Solution: Upgrade Vagrant to 1.8.4+ to fix an incompatibility with Ruby 2.3
Problem: The following error is returned when booting up a cluster via vagrant up
using Vagrant
1.8.4 and VirtualBox 5.1.
No usable default provider could be found for your system.
...
This is a known behavior and should be fixed with Vagrant 1.8.5. See mitchellh/vagrant#7411 for details.
Solution: Using VirtualBox 5.0 should resolve the incompatibility.
Problem: Provisioning fails to log into machines after inserting a generated public key:
==> m1: Waiting for machine to boot. This may take a few minutes...
m1: SSH address: 127.0.0.1:2222
m1: SSH username: vagrant
m1: SSH auth method: private key
m1: Warning: Remote connection disconnect. Retrying...
m1: Warning: Remote connection disconnect. Retrying...
m1: Warning: Remote connection disconnect. Retrying...
m1:
m1: Vagrant insecure key detected. Vagrant will automatically replace
m1: this with a newly generated keypair for better security.
m1:
m1: Inserting generated public key within guest...
m1: Removing insecure key from the guest if it's present...
m1: Key inserted! Disconnecting and reconnecting using new SSH key...
m1: Warning: Authentication failure. Retrying...
m1: Warning: Authentication failure. Retrying...
m1: Warning: Authentication failure. Retrying...
Solution: Vagrant 1.8.5 introduced an SSH key permissions bug. It was fixed in 1.8.6, but 1.8.6 introduced another bug. So for now use Vagrant 1.8.4 (with VirtualBox 5.0).
Problem: Provisioning hangs and fails while configuring and enable network interfaces:
==> m1: Machine booted and ready!
==> m1: Checking for guest additions in VM...
==> m1: Setting hostname...
==> m1: Configuring and enabling network interfaces...
Solution: Vagrant 1.8.6 introduced an network interface detection bug. It should be fixed in 1.8.7. For now use Vagrant 1.8.4 (with VirtualBox 5.0).
Problem: Connection to guest machine fails and machine is destroyed without retry:
==> m1: Waiting for machine to boot. This may take a few minutes...
m1: SSH address: 127.0.0.1:2222
m1: SSH username: vagrant
m1: SSH auth method: private key
m1: Warning: Connection reset.
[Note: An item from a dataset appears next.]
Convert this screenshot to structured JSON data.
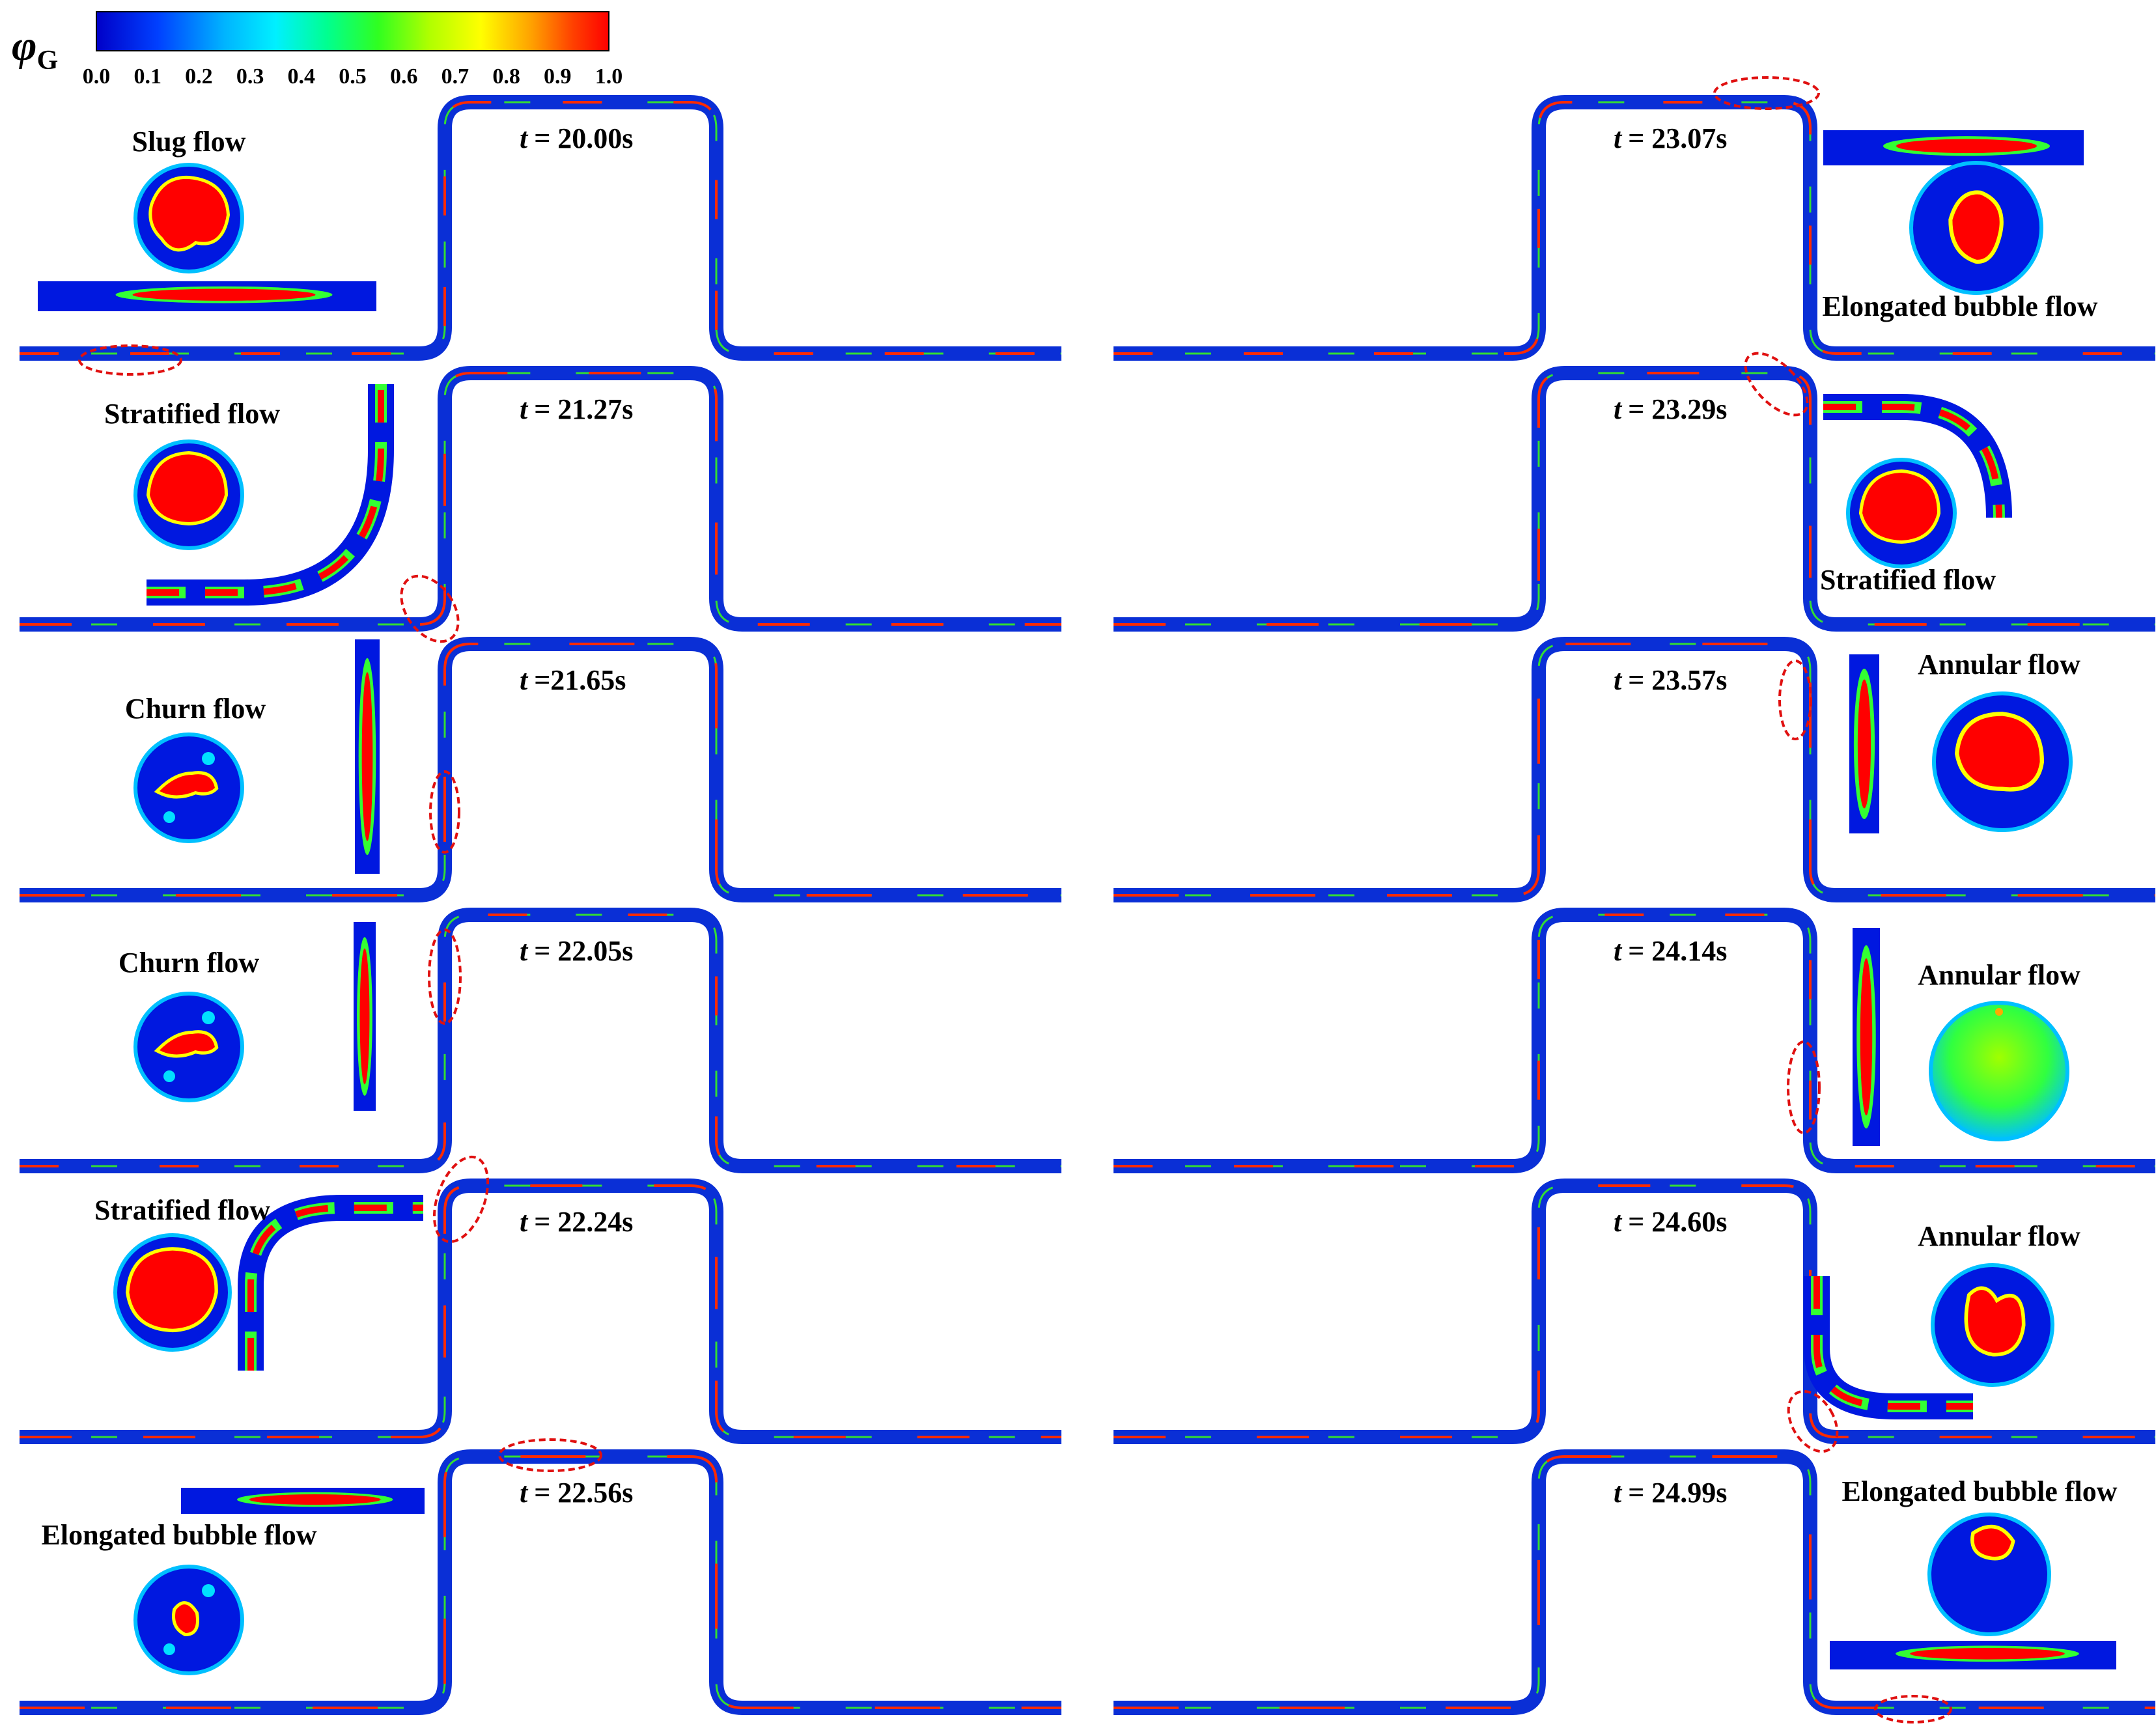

Retrying...
==> m1: Forcing shutdown of VM...
==> m1: Destroying VM and associated drives...
C:/HashiCorp/Vagrant/embedded/gems/gems/net-ssh-4.1.0/lib/net/ssh/transport/server_version.rb:54:in `readpartial': An established connection was aborted by the software in your host machine. (Errno::ECONNABORTED)
from C:/HashiCorp/Vagrant/embedded/gems/gems/net-ssh-4.1.0/lib/net/ssh/transport/server_version.rb:54:in `block (2 levels) in negotiate!'
...
from C:/HashiCorp/Vagrant/embedded/gems/gems/vagrant-1.9.4/lib/vagrant/action/builtin/wait_for_communicator.rb:16:in `block in call'
Solution: Vagrant 1.9.4 introduces a forced shutdown of VM bug on Windows. It should be fixed in 1.9.5. For now use Vagrant 1.9.3.